L’ascolto pedagogico aiuta ad estrarre le risorse necessarie per intraprendere l’elaborazione del lutto anche in assenza di una verità giudiziaria, evidenziando la differenza nel rapporto tra fratelli in vita, distrutto dalla morte, con la morte del fratello (o sorella) ucciso ed ora solo oggetto di un fascicolo giudiziario e “rubricato” come caso, riducendone già così l’esistenza in vita.
Confondere la verità della relazione affettiva tra fratelli con la verità della morte non ancora trovata, rischia di impedire la corretta elaborazione del lutto, vincolando i familiari superstiti alle nuove prove, alle nuove presunte verità, immaginando inconsciamente che con una verità certa ed accertata “si potrà dare vita alla morte del loro caro perduto”. Paradossalmente questo è vero nella sua proiezione psicoemotiva, perchè l’elaborazione del lutto si concretizza con l’identificazione reale del distacco, della morte, dando appunto vita alla morte stessa identificandola nella persona perduta accettandone la scomparsa fisica ed il dolore che può aver patito nel momento in cui è stato ucciso.

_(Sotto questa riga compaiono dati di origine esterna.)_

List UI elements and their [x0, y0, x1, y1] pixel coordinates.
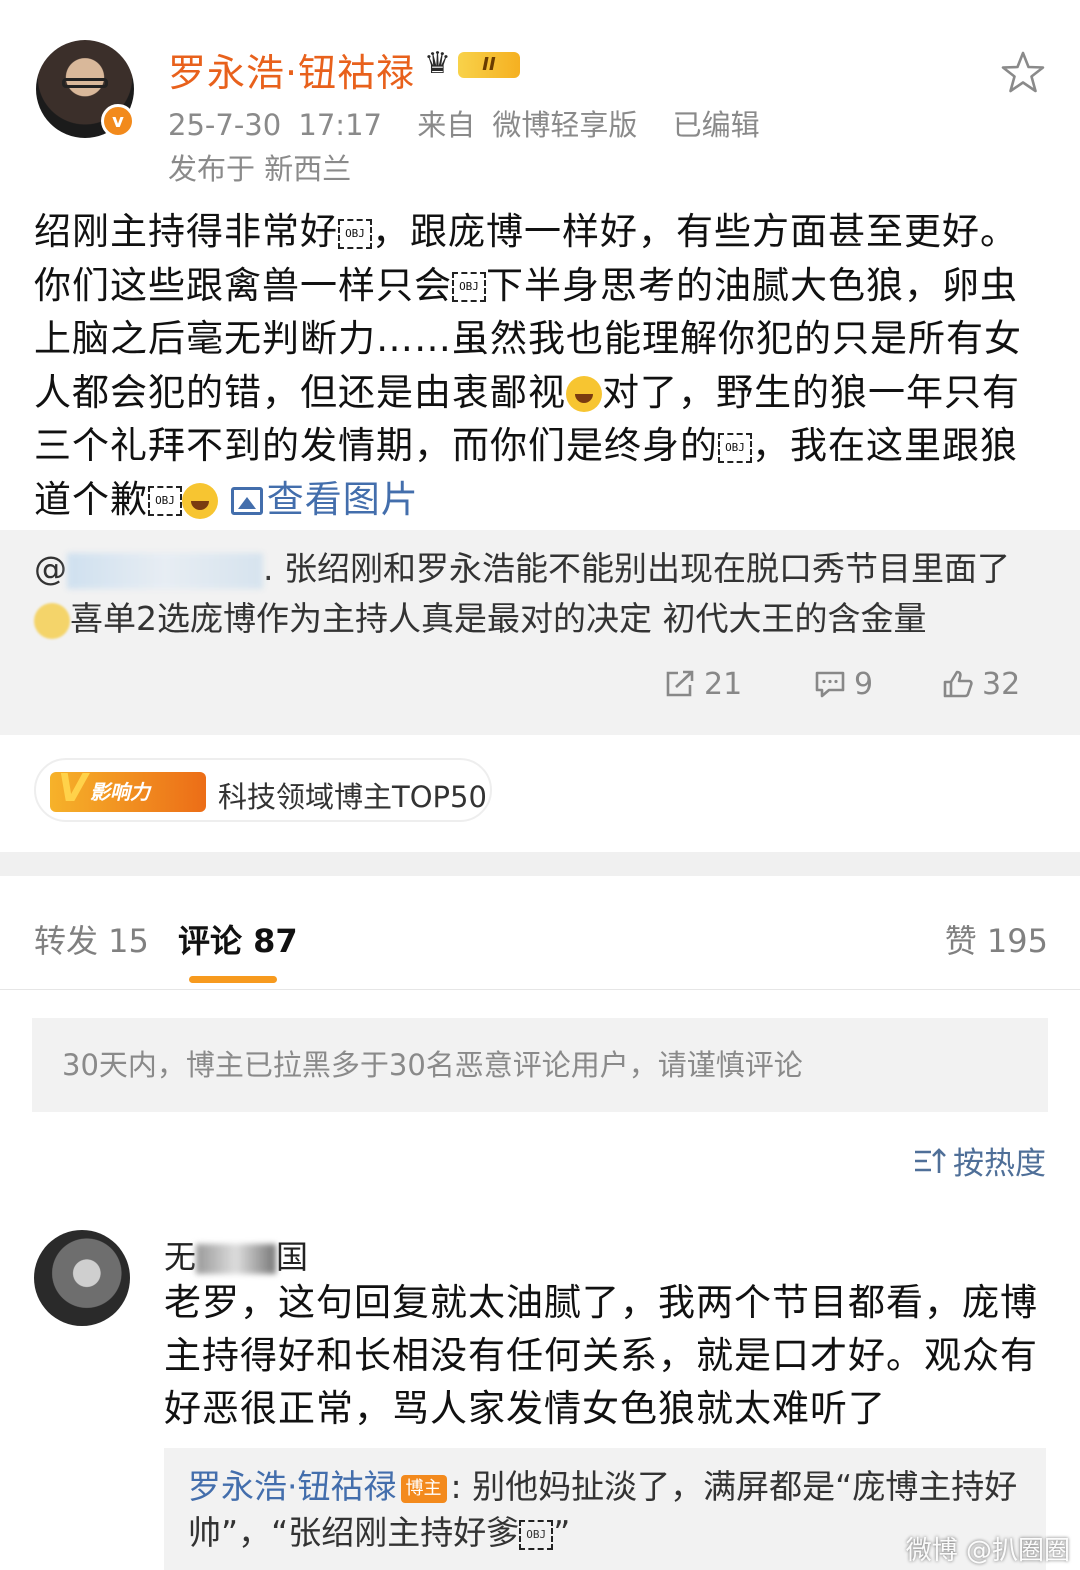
influence-label: 科技领域博主TOP50	[218, 780, 487, 814]
commenter-name-suffix: 国	[276, 1238, 309, 1276]
obj-placeholder: OBJ	[338, 218, 372, 249]
repost-at-sign: @	[34, 549, 67, 588]
influence-tag-label: 影响力	[90, 780, 150, 804]
sort-icon	[915, 1147, 946, 1173]
comment-count: 9	[854, 666, 874, 702]
interaction-tabs: 转发 15 评论 87 赞 195	[0, 876, 1080, 990]
influence-v-icon: V	[58, 766, 88, 810]
post-timestamp: 25-7-30 17:17	[168, 108, 382, 142]
post-header: v 罗永浩·钮祜禄 ♛ II 25-7-30 17:17 来自 微博轻享版 已编…	[0, 0, 1080, 195]
obj-placeholder: OBJ	[452, 272, 486, 302]
commenter-name[interactable]: 无国	[164, 1232, 308, 1278]
repost-action[interactable]: 21	[664, 664, 742, 704]
sort-label: 按热度	[953, 1146, 1046, 1182]
post-username[interactable]: 罗永浩·钮祜禄	[168, 42, 415, 97]
commenter-name-prefix: 无	[164, 1238, 197, 1276]
verified-badge-icon: v	[101, 104, 135, 138]
repost-line-1: . 张绍刚和罗永浩能不能别出现在脱口秀节目里面了	[263, 549, 1010, 588]
share-icon	[666, 670, 694, 697]
reply-text-end: ”	[553, 1513, 571, 1552]
blurred-emoji-icon	[34, 602, 70, 639]
view-images-label: 查看图片	[266, 477, 419, 521]
repost-count: 21	[704, 666, 743, 702]
laughing-emoji-icon	[182, 483, 218, 519]
obj-placeholder: OBJ	[519, 1519, 554, 1550]
influence-tag: V 影响力	[50, 768, 206, 812]
active-tab-indicator	[189, 976, 277, 983]
post-source[interactable]: 来自 微博轻享版	[417, 108, 637, 142]
post-edited-label[interactable]: 已编辑	[673, 108, 760, 142]
watermark: 微博 @扒圈圈	[905, 1536, 1070, 1566]
blurred-username	[67, 552, 263, 589]
blurred-commenter-name	[196, 1244, 277, 1274]
repost-line-2: 喜单2选庞博作为主持人真是最对的决定 初代大王的含金量	[70, 599, 927, 638]
favorite-star-icon[interactable]	[1000, 50, 1046, 96]
blogger-tag: 博主	[400, 1474, 447, 1503]
obj-placeholder: OBJ	[718, 432, 752, 463]
tab-repost[interactable]: 转发 15	[34, 916, 149, 962]
tab-comment[interactable]: 评论 87	[178, 916, 298, 962]
post-text-segment: 绍刚主持得非常好	[34, 210, 338, 253]
influence-badge[interactable]: V 影响力 科技领域博主TOP50	[34, 758, 492, 822]
comment-body: 老罗，这句回复就太油腻了，我两个节目都看，庞博主持得好和长相没有任何关系，就是口…	[164, 1281, 1038, 1430]
commenter-avatar[interactable]	[34, 1230, 130, 1326]
comment-notice: 30天内，博主已拉黑多于30名恶意评论用户，请谨慎评论	[32, 1018, 1048, 1112]
image-icon	[230, 487, 263, 515]
tab-like[interactable]: 赞 195	[945, 916, 1048, 962]
repost-box[interactable]: @ . 张绍刚和罗永浩能不能别出现在脱口秀节目里面了 喜单2选庞博作为主持人真是最…	[0, 530, 1080, 735]
thumbs-up-icon	[943, 670, 973, 698]
section-divider	[0, 852, 1080, 876]
sort-by-heat-button[interactable]: 按热度	[913, 1138, 1046, 1183]
post-meta: 25-7-30 17:17 来自 微博轻享版 已编辑	[168, 102, 778, 144]
comment-item: 无国 老罗，这句回复就太油腻了，我两个节目都看，庞博主持得好和长相没有任何关系，…	[0, 1210, 1080, 1570]
like-action[interactable]: 32	[942, 664, 1020, 704]
smirk-emoji-icon	[566, 376, 602, 412]
comment-icon	[815, 671, 845, 698]
avatar-glasses	[62, 78, 108, 88]
comment-action[interactable]: 9	[814, 664, 873, 704]
post-location: 发布于 新西兰	[168, 152, 352, 186]
vip-level-badge: II	[458, 52, 520, 78]
like-count: 32	[982, 666, 1021, 702]
post-body: 绍刚主持得非常好 OBJ ，跟庞博一样好，有些方面甚至更好。你们这些跟禽兽一样只会 O…	[34, 205, 1044, 526]
view-images-link[interactable]: 查看图片	[230, 477, 419, 521]
repost-text: @ . 张绍刚和罗永浩能不能别出现在脱口秀节目里面了 喜单2选庞博作为主持人真是最…	[34, 544, 1054, 644]
reply-author[interactable]: 罗永浩·钮祜禄	[188, 1467, 397, 1506]
vip-crown-badge[interactable]: ♛ II	[424, 46, 522, 82]
obj-placeholder: OBJ	[148, 486, 182, 516]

I pensieri che vive un familiare di una persona assassinata sono intrusivi e non solo razionali, hanno purtroppo il sapore della tortura quando impongono di immaginare le ultime parole del loro caro e la sofferenza che può aver patito.
Il senso di impotenza si somma alla rabbia della perdita, alla frustrazione da riuscire a tollerare contro le non verità o le troppe verità fino alla consapevolezza che solo lottando per la verità si dona vita al fratello o sorella perduto. Ecco le ragioni per cui sono numerosi i familiari delle vittime che si associano in dei comitati per sensibilizzare la giustizia oppure conducono delle battaglie vere e proprie contro il fango del depistaggio e degli inquinamenti.
Sono la moglie di un uomo che a vario titolo è vissuto all’interno di vicende giudiziarie del genere tra gli anni ’80 e ’90 e ben conosco il tessuno emotivo e psicologico che le caratterizza, ho conosciuto diverse persone protese alla ricerca della verità di un loro caro ucciso, come ho potuto confrontarmi con la qualità delle indagini quando mio marito ne è stato testimone o consulente.
Un mondo a parte, che rischia di strappare via anche la vita dei sopravvissuti.
La pedagogia è una risorsa utile ad estrarre le risorse utili per affrontare un percorso molto lungo, che inizia dalla presa di coscienza della morte di un fratello o di una sorella e non termina solo quando una sentenza proporrà una verità apparentemente certa.